Los Angeles Clippers to Stay in LA Once Ballmer Takes Over?

May 30, 2014 08:17 AM EDT | Matt Mercuro

Former Microsoft Corp CEO Steve Ballmer has reached a deal to purchase the Los Angeles Clippers franchise for $2 billion.

A signed contract has been sent to the NBA for approval, said a person familiar with the situation, according to USA TODAY Sports.

An official representing Ballmer declined to comment on the news.

At least two other serious offers were made by seperate groups, according to USA Today.

One of the groups was led by media mogul David Geffen, who offered $1.6 billion and another from Los Angeles investors, who bid $1.2 billion.

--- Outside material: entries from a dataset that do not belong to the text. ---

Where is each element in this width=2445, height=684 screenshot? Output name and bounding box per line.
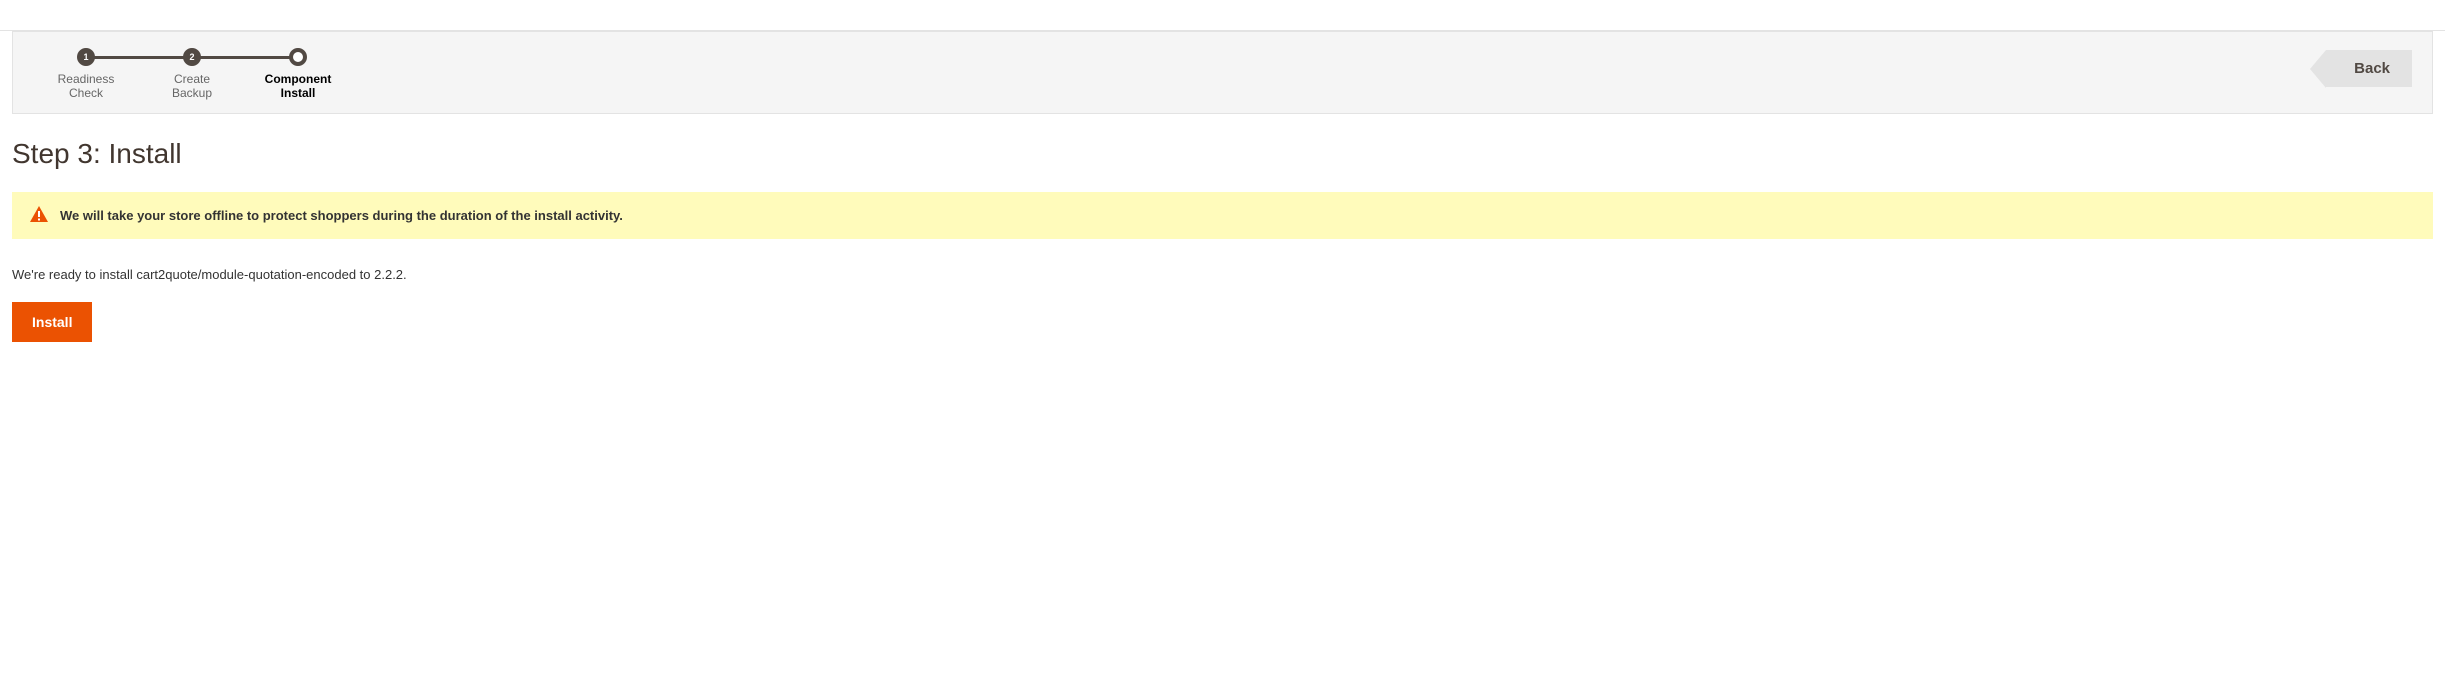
- step-circle-3: [289, 48, 307, 66]
- back-button[interactable]: Back: [2326, 50, 2412, 87]
- progress-panel: 1 Readiness Check 2 Create Backup Compon…: [12, 31, 2433, 114]
- step-label-line: Install: [281, 86, 316, 100]
- steps-container: 1 Readiness Check 2 Create Backup Compon…: [33, 48, 351, 101]
- step-label-1: Readiness Check: [58, 72, 115, 101]
- step-label-3: Component Install: [265, 72, 332, 101]
- step-label-line: Backup: [172, 86, 212, 100]
- step-circle-2: 2: [183, 48, 201, 66]
- page-title: Step 3: Install: [12, 138, 2433, 170]
- alert-text: We will take your store offline to prote…: [60, 208, 623, 223]
- install-button[interactable]: Install: [12, 302, 92, 342]
- step-label-line: Create: [174, 72, 210, 86]
- step-label-line: Component: [265, 72, 332, 86]
- step-label-2: Create Backup: [172, 72, 212, 101]
- step-connector: [86, 56, 192, 59]
- step-connector: [192, 56, 298, 59]
- warning-triangle-icon: [30, 206, 48, 225]
- step-readiness-check: 1 Readiness Check: [33, 48, 139, 101]
- ready-text: We're ready to install cart2quote/module…: [12, 267, 2433, 282]
- content-area: Step 3: Install We will take your store …: [0, 114, 2445, 342]
- step-circle-1: 1: [77, 48, 95, 66]
- alert-warning-box: We will take your store offline to prote…: [12, 192, 2433, 239]
- step-label-line: Check: [69, 86, 103, 100]
- step-label-line: Readiness: [58, 72, 115, 86]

The Clippers were put up for sale after the NBA banned current owner Donald Sterling for life over racist remarks he made during a conversation that was recorded and leaked to TMZ.com last month.

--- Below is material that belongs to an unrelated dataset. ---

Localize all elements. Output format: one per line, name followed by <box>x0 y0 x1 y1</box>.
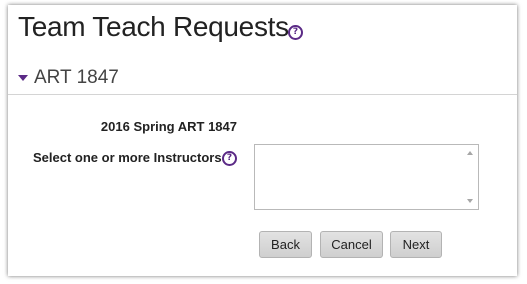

NBA owners still have to approve the sale, though Sterling doesn't have to sign off on the deal.

Last week, Sterling gave his wife Shelly written authority to sell the team.

Sterling and his wife each own 50 percent shares of the team, according to USA Today.

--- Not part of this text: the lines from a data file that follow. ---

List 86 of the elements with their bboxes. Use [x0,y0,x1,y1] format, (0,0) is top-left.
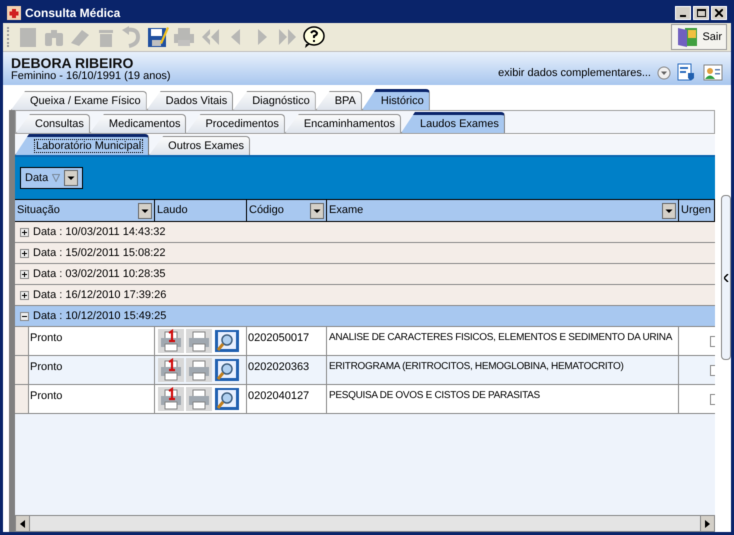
table-cell: Pronto [29,356,155,384]
tab[interactable]: Consultas [16,114,90,133]
document-search-icon[interactable] [214,358,240,382]
floppy-pencil-icon[interactable] [146,25,170,49]
column-header[interactable]: Código [247,200,327,221]
close-icon [715,9,723,17]
tab[interactable]: BPA [316,91,362,110]
print-one-icon[interactable] [158,387,184,411]
group-label: Data : 10/03/2011 14:43:32 [33,224,166,240]
group-by-chip[interactable]: Data [20,167,84,189]
filter-dropdown-icon[interactable] [662,202,676,218]
tab[interactable]: Medicamentos [90,114,186,133]
tab[interactable]: Dados Vitais [146,91,234,110]
group-row[interactable]: Data : 10/12/2010 15:49:25 [15,306,715,327]
minimize-button[interactable] [675,6,691,20]
printer-icon[interactable] [186,329,212,353]
table-cell: 0202050017 [247,327,327,355]
tab[interactable]: Laudos Exames [400,112,505,133]
collapse-icon[interactable] [20,312,29,320]
expand-icon[interactable] [20,270,29,278]
filter-dropdown-icon[interactable] [138,202,152,218]
checkbox[interactable] [710,364,715,376]
row-indicator[interactable] [15,327,29,355]
document-shield-icon[interactable] [677,63,697,83]
document-search-icon[interactable] [214,329,240,353]
horizontal-scrollbar[interactable] [15,515,715,532]
row-indicator[interactable] [15,356,29,384]
table-cell: 0202020363 [247,356,327,384]
expand-icon[interactable] [20,228,29,236]
filter-dropdown-icon[interactable] [310,202,324,218]
door-icon [676,26,698,48]
document-search-icon[interactable] [214,387,240,411]
tab[interactable]: Procedimentos [186,114,285,133]
print-one-icon[interactable] [158,358,184,382]
tab[interactable]: Diagnóstico [233,91,316,110]
table-cell: Pronto [29,385,155,413]
dropdown-icon[interactable] [64,170,78,186]
table-cell: 0202040127 [247,385,327,413]
contact-card-icon[interactable] [703,63,723,83]
tab[interactable]: Outros Exames [149,136,250,155]
group-label: Data : 16/12/2010 17:39:26 [33,288,166,303]
column-header[interactable]: Laudo [155,200,247,221]
expand-icon[interactable] [20,248,29,258]
exit-button[interactable]: Sair [671,24,727,50]
patient-details: Feminino - 16/10/1991 (19 anos) [11,70,171,83]
expand-icon[interactable] [20,290,29,300]
group-label: Data : 15/02/2011 15:08:22 [33,246,166,261]
row-indicator[interactable] [15,385,29,413]
side-panel-handle[interactable] [721,195,731,360]
tab[interactable]: Laboratório Municipal [15,134,150,155]
patient-name: DEBORA RIBEIRO [11,57,134,70]
more-data-link[interactable]: exibir dados complementares... [498,64,651,82]
group-row[interactable]: Data : 15/02/2011 15:08:22 [15,243,715,264]
right-arrow-icon [705,520,710,528]
column-header[interactable]: Exame [327,200,679,221]
column-header[interactable]: Situação [15,200,155,221]
maximize-icon [696,9,706,17]
table-cell: ANALISE DE CARACTERES FISICOS, ELEMENTOS E SEDIMENTO DA URINA [327,327,679,355]
scroll-right-button[interactable] [700,516,714,531]
minimize-icon [680,15,686,17]
group-row[interactable]: Data : 10/03/2011 14:43:32 [15,222,715,243]
close-button[interactable] [711,6,727,20]
printer-icon[interactable] [186,387,212,411]
scroll-left-button[interactable] [16,516,30,531]
sort-icon [52,174,60,182]
checkbox[interactable] [710,394,715,404]
tab[interactable]: Queixa / Exame Físico [11,91,147,110]
window-title: Consulta Médica [25,5,122,22]
group-label: Data : 03/02/2011 10:28:35 [33,266,166,282]
help-icon[interactable] [302,25,326,49]
left-arrow-icon [20,520,25,528]
column-header[interactable]: Urgen [679,200,715,221]
group-row[interactable]: Data : 16/12/2010 17:39:26 [15,285,715,306]
group-row[interactable]: Data : 03/02/2011 10:28:35 [15,264,715,285]
maximize-button[interactable] [693,6,709,20]
table-cell: Pronto [29,327,155,355]
collapse-icon [724,274,728,282]
printer-icon[interactable] [186,358,212,382]
app-icon [7,6,21,20]
checkbox[interactable] [710,336,715,346]
tab[interactable]: Histórico [362,89,430,110]
group-label: Data : 10/12/2010 15:49:25 [33,308,166,324]
table-cell: PESQUISA DE OVOS E CISTOS DE PARASITAS [327,385,679,413]
tab[interactable]: Encaminhamentos [284,114,401,133]
print-one-icon[interactable] [158,329,184,353]
table-cell: ERITROGRAMA (ERITROCITOS, HEMOGLOBINA, HEMATOCRITO) [327,356,679,384]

NBA Commission Adam Silver announced back on April 29 that he would try to force a sale of the Clippers after the conversation leaked.

In a 32-page response to the league, Sterling argued that his comments were made in a private conversation and illegally recorded under California law. He maintains he didn't break any NBA rules.

News of Ballmer's bid was first reported by the Los Angeles Times.

The deal would be the second-most ever for a North American professional sports franchise. In 2012, the Los Angeles Dodgers were sold for $2.15 billion.

Ballmer, 58, was CEO of Microsoft from 2000 to 2014. In an interview earlier this month with The Wall-Street Journal, he said if he did obtain the Clippers he would not try to move the franchise from Los Angeles.

Bidders had to submit letters of interest by May 28, and firm offers were due by 5 p.m. on May 29, according to ESPN.